We have a field theory where a field configuration
is a connection is some principal bundle over $\R^d$ and possibly
some matter fields.
Recall the Hamiltonian approach to gauge theory.
Let $\tilde M_0$ be the space of solutions to the classical
equations of motion. On $\tilde M_0$ we have an action
of the group $\hat G$ of gauge transformations.
Let $M_0\subset \tilde M_0$ be the space of all solutions
where the G-bundle is trivialized in the time direction, and
the connection is trivial in that direction. Such solutions
as usual are completely determined by the pair $A(t_0),\frac{dA}{dt}(t_0)$,
where $t=t_0$ is a space cycle, and initial data for the matter fields.
It is clear that any element of $\tilde M_0$
can be brought to $M_0$ by a gauge transformation, so
$M_0$ still contains all solutions up to gauge transformations.
Suppose that $X_0=\R^{d-1}$. In this case we may consider only trivial
bundles, and connections which vanish at spatial infinity.
In other words, if $\Cal A$
is the space of connections $A$ on the trivial $G$-bundle over $\R^{d-1}$
which vanish at $\infty$ then $M_0$ for pure gauge theory is
$T^*\Cal A$. If matter fields are present, then $M_0$ is a product of
$T^*\Cal A$ with some other space.
Define $\tilde G$ to be
the group of elements of $Maps(\R^{d-1},G)$
which have a limit at infinity, and $\tilde G_0$ to be the subgroup of
$\tilde G$ consisting of functions which tend to 1 at $\infty$.
We have $\tilde G/\tilde G_0=G$. This quotient group is called the group
of constant gauge transformations at $\infty$ and called $G_\infty$.
The group $\tilde G$ acts symplectically on $M_0$.
The physical phase space in gauge theory is the symplectic quotient
$M=M_0//\tilde G_0$. Note that we only divide by $\tilde G_0$ and not by
the whole group $\tilde G$, so that we inherit an action
of the quotient $G_\infty$ on $M$. It is this symmetry group whose
breaking we will discuss.
{\bf 2.2. Breaking of gauge symmetry
and charges at infinity.}
{\bf Definition.} Suppose we have a (classical) gauge theory, and
let $s\in M$ be its vacuum state. Let $H\subset G=G_\infty$ be
the stabilizer of $s$. In this case
we will say that at the vacuum state $s$ the gauge
symmetry is broken from $G$ to $H$.
Thus, by symmetry breaking we mean essentially the same thing as for
global symmetry: there is a
symmetry of the Poisson algebra of functions on $M$ which
does not fix a particular vacuum state.
{\bf Important remark.} The above expression ``the same thing ''
should be taken with great care.

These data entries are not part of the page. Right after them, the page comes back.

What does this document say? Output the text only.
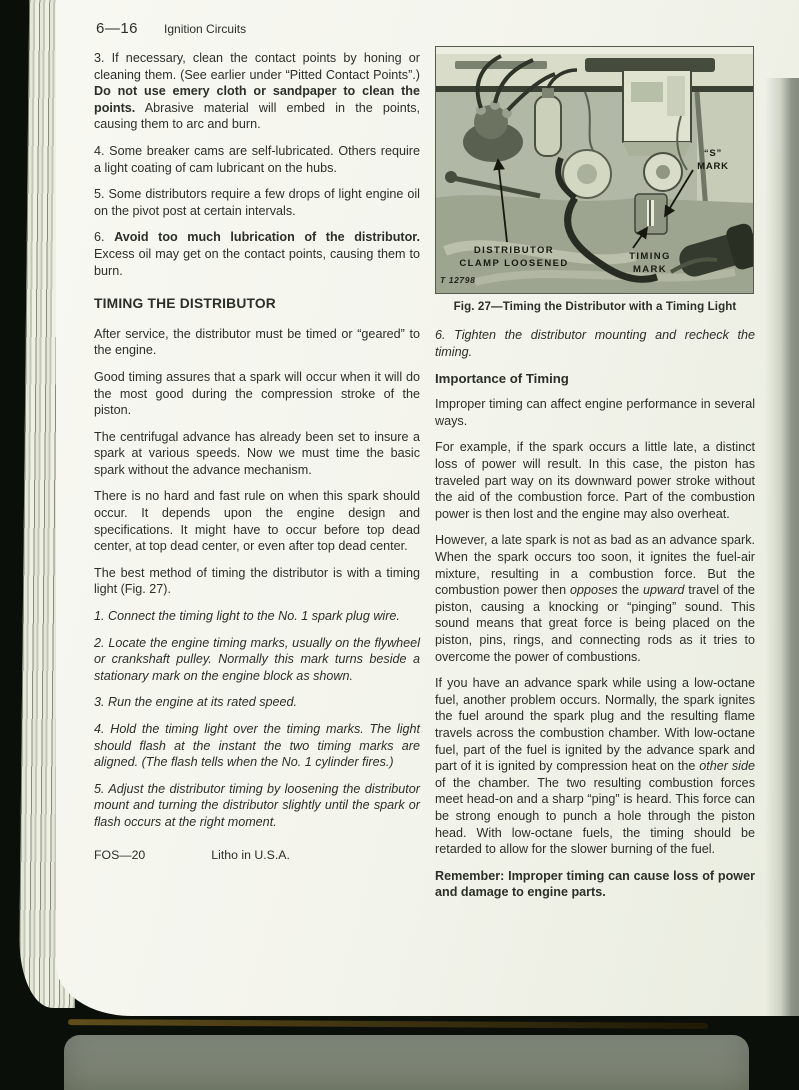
6—16 Ignition Circuits

3. If necessary, clean the contact points by honing or cleaning them. (See earlier under “Pitted Contact Points”.) Do not use emery cloth or sandpaper to clean the points. Abrasive material will embed in the points, causing them to arc and burn.

4. Some breaker cams are self-lubricated. Others require a light coating of cam lubricant on the hubs.

5. Some distributors require a few drops of light engine oil on the pivot post at certain intervals.

6. Avoid too much lubrication of the distributor. Excess oil may get on the contact points, causing them to burn.

TIMING THE DISTRIBUTOR

After service, the distributor must be timed or “geared” to the engine.

Good timing assures that a spark will occur when it will do the most good during the compression stroke of the piston.

The centrifugal advance has already been set to insure a spark at various speeds. Now we must time the basic spark without the advance mechanism.

There is no hard and fast rule on when this spark should occur. It depends upon the engine design and specifications. It might have to occur before top dead center, at top dead center, or even after top dead center.

The best method of timing the distributor is with a timing light (Fig. 27).

1. Connect the timing light to the No. 1 spark plug wire.

2. Locate the engine timing marks, usually on the flywheel or crankshaft pulley. Normally this mark turns beside a stationary mark on the engine block as shown.

3. Run the engine at its rated speed.

4. Hold the timing light over the timing marks. The light should flash at the instant the two timing marks are aligned. (The flash tells when the No. 1 cylinder fires.)

5. Adjust the distributor timing by loosening the distributor mount and turning the distributor slightly until the spark or flash occurs at the right moment.

FOS—20	Litho in U.S.A.
“S”
MARK
DISTRIBUTOR
CLAMP LOOSENED
TIMING
MARK
T 12798
Fig. 27—Timing the Distributor with a Timing Light

6. Tighten the distributor mounting and recheck the timing.

Importance of Timing

Improper timing can affect engine performance in several ways.

For example, if the spark occurs a little late, a distinct loss of power will result. In this case, the piston has traveled part way on its downward power stroke without the aid of the combustion force. Part of the combustion power is then lost and the engine may also overheat.

However, a late spark is not as bad as an advance spark. When the spark occurs too soon, it ignites the fuel-air mixture, resulting in a combustion force. But the combustion power then opposes the upward travel of the piston, causing a knocking or “pinging” sound. This sound means that great force is being placed on the piston, pins, rings, and connecting rods as it tries to overcome the power of combustions.

If you have an advance spark while using a low-octane fuel, another problem occurs. Normally, the spark ignites the fuel around the spark plug and the resulting flame travels across the combustion chamber. With low-octane fuel, part of the fuel is ignited by the advance spark and part of it is ignited by compression heat on the other side of the chamber. The two resulting combustion forces meet head-on and a sharp “ping” is heard. This force can be strong enough to punch a hole through the piston head. With low-octane fuels, the timing should be retarded to allow for the slower burning of the fuel.

Remember: Improper timing can cause loss of power and damage to engine parts.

There are some fundamental differences
between the two situations, which will become clear below.
They come from the fact that in the situation we are considering here,
(unlike Lecture II1) the physical observables, being gauge invariant
by definition, automatically commute with $G$ and therefore do not, in
general, separate points on $M$; i.e. not every function on $M$ is
``observable''. In other words, the action of
$G$ on the ``theory'' (in the sense of Lecture II1) is trivial
from the beginning.
Let us now compute the action of $G$ (classically).

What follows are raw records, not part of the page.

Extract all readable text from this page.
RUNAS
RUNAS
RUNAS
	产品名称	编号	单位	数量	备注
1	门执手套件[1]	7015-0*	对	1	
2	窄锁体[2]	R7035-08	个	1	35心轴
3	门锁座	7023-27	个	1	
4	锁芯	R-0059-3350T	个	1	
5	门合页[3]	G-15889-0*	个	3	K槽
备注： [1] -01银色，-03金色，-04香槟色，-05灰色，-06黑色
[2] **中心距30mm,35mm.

First of all, we have a moment map $\mu:M_0\to \tilde \g_0^*$, where
$\tilde\g_0$ is the Lie algebra of $\tilde G_0$ -- the algebra of
functions from $\R^{n-1}$ to the Lie algebra $\g$ of $G$ which vanish at
infinity. Thus, for any $\e\in \tilde\g_0^*$ we have a Hamiltonian
$Q(\e)\in C^\infty(M_0)$ defined by $Q(\e)(X)=\mu(X)(\e)$.
In fact, it is easy to compute $Q(\e)$ using Noether formalism. Namely,
$$
Q(\e)=\int_{\R^{d-1}}Tr(\frac{\d A}{dt}\nabla_A \e)d^{d-1}x+
\text{ matter terms },\tag 2.1
$$
On $M$, $Q(\e)=0$ if $\e$ vanishes at infinity. Thus, on $M$ we have
$\nabla_A^*\frac{dA}{dt}=
\text{ matter terms }$. In particular, in pure gauge theory
$\nabla_A^*\frac{dA}{dt}=0$.
Taking this into account, we see that on $M$
$$
Q(\e)=\int_{\R^{d-1}}Tr(\nabla_A (\e\frac{dA}{dt}))d^{d-1}x.\tag 2.2
$$
Using Stokes' formula, we can rewrite (2.2) as
$$
Q(\e)=\lim_{r\to\infty}\int_{S^{n-2}(r)}
*_{d-1}Tr(\e\frac{dA}{dt})=\lim_{r\to\infty}
\int_{S^{n-2}(r)}*_dTr(\e F), \tag 2.3
$$
where $F$ is the curvature of the spacetime connection
corresponding to the given point of $M_0$, and $S^k(r)$ is the k-sphere of
radius $r$. This formula defines the hamiltonians
for the action of $G=G_\infty$ on $M$.
This formula shows that $Q(\e)$ vanishes for all gauge transformations
(not necessarily vanishing at infinity) on a particular state
if $F=o(r^{2-n})$, $r\to\infty$ on that state. However, if
this is not the case, then $Q(\e)$ may be nonzero for a constant $\e$.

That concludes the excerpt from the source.